It has taken nearly four decades, but Glenn Ray finally has his half-acre-plus property down to "9 minutes' worth of mowing."
The rest of Ray's Minnetonka yard is a sprawling, ever-so-subtly structured sanctuary befitting a man of his vocation and persona: professional landscaper with an artist's soul.
"A landscape garden is not a display of plants. It's a place to be entered, like a cathedral," Ray says. "It should be devised so that the moment you enter your space, you're exiting the rest of the world. You don't know you're in a suburb."
That sojourn begins at the back of your basic cul-de-sac, with a crowded but not crammed front yard laden with single plants that recur in unexpected places. Compact blue spruce, spiky Korean angelica, prehensile-looking hostas and boulders surrounded by sprawling rudbeckia or phlox frame narrow, serpentine paths.

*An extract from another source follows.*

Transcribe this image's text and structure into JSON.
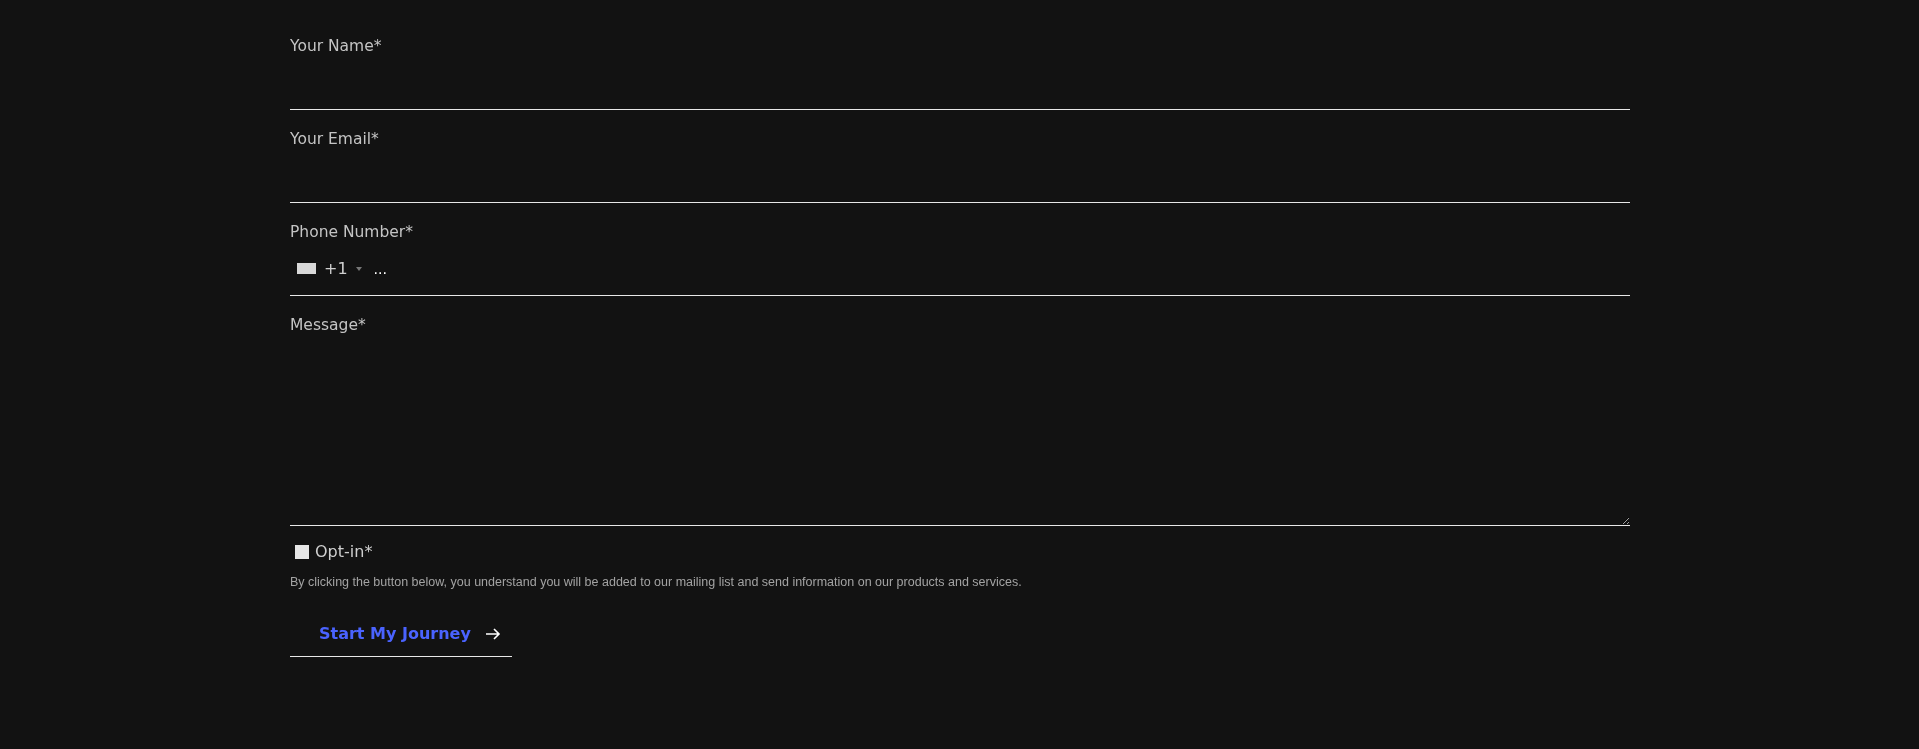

All roads lead to a shady back yard that, upon first glance, appears to have little horticultural rhyme or reason. There are no rows or even swaths of plants. Urns and pots are strewn about, seemingly willy-nilly as the slope tumbles toward a wide pond.

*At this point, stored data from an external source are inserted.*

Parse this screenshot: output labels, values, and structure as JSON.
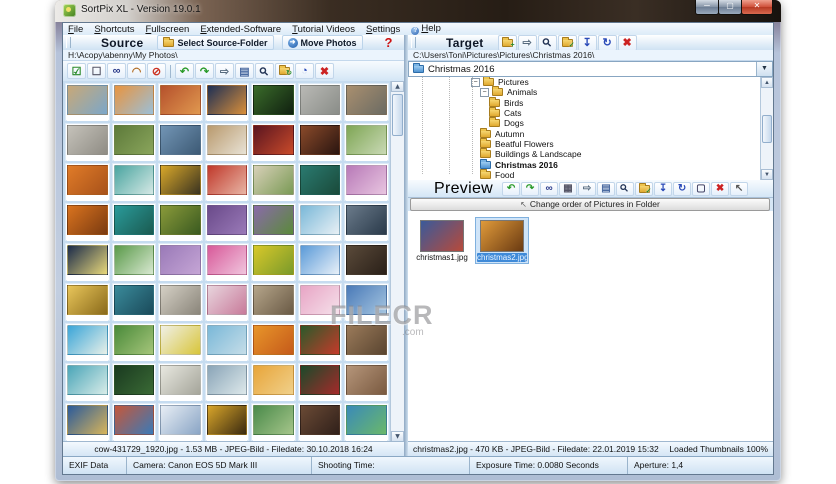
{
  "window": {
    "title": "SortPix XL - Version 19.0.1",
    "buttons": [
      "minimize",
      "maximize",
      "close"
    ]
  },
  "menu": {
    "items": [
      {
        "label": "File"
      },
      {
        "label": "Shortcuts"
      },
      {
        "label": "Fullscreen"
      },
      {
        "label": "Extended-Software"
      },
      {
        "label": "Tutorial Videos"
      },
      {
        "label": "Settings"
      },
      {
        "label": "Help",
        "icon": "help-icon"
      }
    ]
  },
  "source": {
    "header": {
      "label": "Source",
      "select_folder_button": "Select Source-Folder",
      "move_photos_button": "Move Photos",
      "help_label": "?"
    },
    "path": "H:\\Acopy\\abenny\\My Photos\\",
    "toolbar_icons": [
      "select-all-checkbox-icon",
      "deselect-checkbox-icon",
      "binoculars-icon",
      "bridge-panorama-icon",
      "globe-blocked-icon",
      "separator",
      "undo-icon",
      "redo-icon",
      "move-arrow-icon",
      "image-info-icon",
      "magnifier-icon",
      "folder-refresh-icon",
      "pie-chart-icon",
      "delete-icon"
    ],
    "status": "cow-431729_1920.jpg - 1.53 MB - JPEG-Bild - Filedate: 30.10.2018 16:24",
    "thumbnails": [
      [
        "#c8a878",
        "#7ba7c9"
      ],
      [
        "#e8943f",
        "#9bbfd8"
      ],
      [
        "#b5512c",
        "#e0984f"
      ],
      [
        "#1d2f55",
        "#d98f3a"
      ],
      [
        "#3a6b2a",
        "#102010"
      ],
      [
        "#b9b9b5",
        "#8a8d88"
      ],
      [
        "#a98f6f",
        "#6b6b63"
      ],
      [
        "#c5c2ba",
        "#8f8c84"
      ],
      [
        "#5d7a3a",
        "#8aa55c"
      ],
      [
        "#7295b5",
        "#3d5a75"
      ],
      [
        "#b99a6e",
        "#e8e2d5"
      ],
      [
        "#5a1520",
        "#c94a2a"
      ],
      [
        "#8a4a2a",
        "#2a1510"
      ],
      [
        "#7fa655",
        "#c9d9b5"
      ],
      [
        "#e07b28",
        "#a8521a"
      ],
      [
        "#4aa5a0",
        "#d5e8e5"
      ],
      [
        "#d9a82a",
        "#3a3320"
      ],
      [
        "#c0392b",
        "#e8b5a5"
      ],
      [
        "#d8d0b8",
        "#7a9a55"
      ],
      [
        "#2a7a70",
        "#1a4a3a"
      ],
      [
        "#b87ab8",
        "#e8c5e0"
      ],
      [
        "#d9731f",
        "#7a3a10"
      ],
      [
        "#2a9a9a",
        "#1a5a50"
      ],
      [
        "#8a9a3a",
        "#3a5a20"
      ],
      [
        "#6a4a8a",
        "#9a7ab8"
      ],
      [
        "#8a6aaa",
        "#5a8a3a"
      ],
      [
        "#7ab8d8",
        "#e8f0f5"
      ],
      [
        "#6a7a8a",
        "#2a3a4a"
      ],
      [
        "#1a2a4a",
        "#e8d87a"
      ],
      [
        "#5a9a4a",
        "#d8e8d0"
      ],
      [
        "#9a7ab8",
        "#c5a5d5"
      ],
      [
        "#d85a9a",
        "#f0c5dd"
      ],
      [
        "#d8c82a",
        "#7a9a2a"
      ],
      [
        "#5a9ad8",
        "#e8f0f8"
      ],
      [
        "#5a4a3a",
        "#2a2018"
      ],
      [
        "#e8c55a",
        "#8a6a1a"
      ],
      [
        "#3a8a9a",
        "#1a4a5a"
      ],
      [
        "#d5d0c5",
        "#8a857a"
      ],
      [
        "#e8d5dd",
        "#c87a9a"
      ],
      [
        "#b5a58a",
        "#6a5a45"
      ],
      [
        "#e8a5c5",
        "#f5e0ea"
      ],
      [
        "#4a7ab8",
        "#a5c5e0"
      ],
      [
        "#3aa5d8",
        "#e8f0e8"
      ],
      [
        "#4a8a3a",
        "#a5c57a"
      ],
      [
        "#f0f0e8",
        "#d8c53a"
      ],
      [
        "#7ab8d8",
        "#c5dde8"
      ],
      [
        "#e8952a",
        "#c55a1a"
      ],
      [
        "#2a5a2a",
        "#c53a2a"
      ],
      [
        "#9a7a5a",
        "#5a4530"
      ],
      [
        "#4aa5b8",
        "#d8ece8"
      ],
      [
        "#1a3a20",
        "#3a6a35"
      ],
      [
        "#e8e8e0",
        "#a5a59a"
      ],
      [
        "#8aa5b8",
        "#dde8ea"
      ],
      [
        "#e8a53a",
        "#f0d08a"
      ],
      [
        "#1a4a2a",
        "#a52a2a"
      ],
      [
        "#b5957a",
        "#7a5a40"
      ],
      [
        "#2a5a9a",
        "#d8b55a"
      ],
      [
        "#c5573a",
        "#3a7ab8"
      ],
      [
        "#e8eef5",
        "#8aa5c5"
      ],
      [
        "#d8a52a",
        "#3a2a10"
      ],
      [
        "#4a8a4a",
        "#a5c58a"
      ],
      [
        "#6a4a35",
        "#30201a"
      ],
      [
        "#3a8ab8",
        "#6ab86a"
      ]
    ]
  },
  "target": {
    "header": {
      "label": "Target"
    },
    "toolbar_icons": [
      "new-folder-icon",
      "move-arrow-icon",
      "magnifier-icon",
      "folder-check-icon",
      "send-to-folder-icon",
      "refresh-icon",
      "delete-icon"
    ],
    "path": "C:\\Users\\Toni\\Pictures\\Pictures\\Christmas 2016\\",
    "folder_dropdown": "Christmas 2016",
    "tree": [
      {
        "label": "Pictures",
        "level": 5,
        "expander": true,
        "folder": "yellow"
      },
      {
        "label": "Animals",
        "level": 6,
        "expander": true,
        "folder": "yellow"
      },
      {
        "label": "Birds",
        "level": 7,
        "folder": "yellow"
      },
      {
        "label": "Cats",
        "level": 7,
        "folder": "yellow"
      },
      {
        "label": "Dogs",
        "level": 7,
        "folder": "yellow"
      },
      {
        "label": "Autumn",
        "level": 6,
        "folder": "yellow"
      },
      {
        "label": "Beatful Flowers",
        "level": 6,
        "folder": "yellow"
      },
      {
        "label": "Buildings & Landscape",
        "level": 6,
        "folder": "yellow"
      },
      {
        "label": "Christmas 2016",
        "level": 6,
        "folder": "blue",
        "selected": true
      },
      {
        "label": "Food",
        "level": 6,
        "folder": "yellow"
      }
    ],
    "preview": {
      "label": "Preview",
      "toolbar_icons": [
        "undo-icon",
        "redo-icon",
        "binoculars-icon",
        "filmstrip-icon",
        "move-arrow-icon",
        "image-info-icon",
        "magnifier-icon",
        "folder-check-icon",
        "send-to-folder-icon",
        "refresh-icon",
        "fullscreen-icon",
        "delete-icon",
        "order-cursor-icon"
      ],
      "order_button": "Change order of Pictures in Folder",
      "files": [
        {
          "name": "christmas1.jpg",
          "selected": false,
          "colors": [
            "#3a5a9a",
            "#b84a3a"
          ]
        },
        {
          "name": "christmas2.jpg",
          "selected": true,
          "colors": [
            "#e09a3a",
            "#6a3a12"
          ]
        }
      ]
    },
    "status_left": "christmas2.jpg - 470 KB - JPEG-Bild - Filedate: 22.01.2019 15:32",
    "status_right": "Loaded Thumbnails 100%"
  },
  "statusbar": {
    "segments": [
      "EXIF Data",
      "Camera: Canon EOS 5D Mark III",
      "Shooting Time:",
      "Exposure Time: 0.0080 Seconds",
      "Aperture: 1,4"
    ]
  },
  "watermark": {
    "line1": "FILECR",
    "line2": ".com"
  },
  "colors": {
    "selection_blue": "#3f8ad8",
    "panel_blue": "#d6e6f5",
    "grid_blue": "#c6dcf0",
    "folder_yellow": "#eec44e",
    "close_red": "#c23a28"
  }
}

But with every few steps, a sense of place unfolds.
"I love windows. I love peering through windows as you're walking," says Ray, a picture of lean fitness at 76, as we saunter around this horticultural preserve. One spot affords a peek at a small cannon almost hidden by ligularia. A nearby mini-patio, camouflaged until we are right upon it, is surrounded by ferns, sweet woodruff and the occasional allium, a small opening in front affording a chance to watch ducks land on the pond.
No two views are remotely alike, and there are few hints as to what will unfold around the next turn. That is, of course, by design. "Would you buy a house where all the rooms are kitchens?" Ray asks "No, you need some closets and hallways."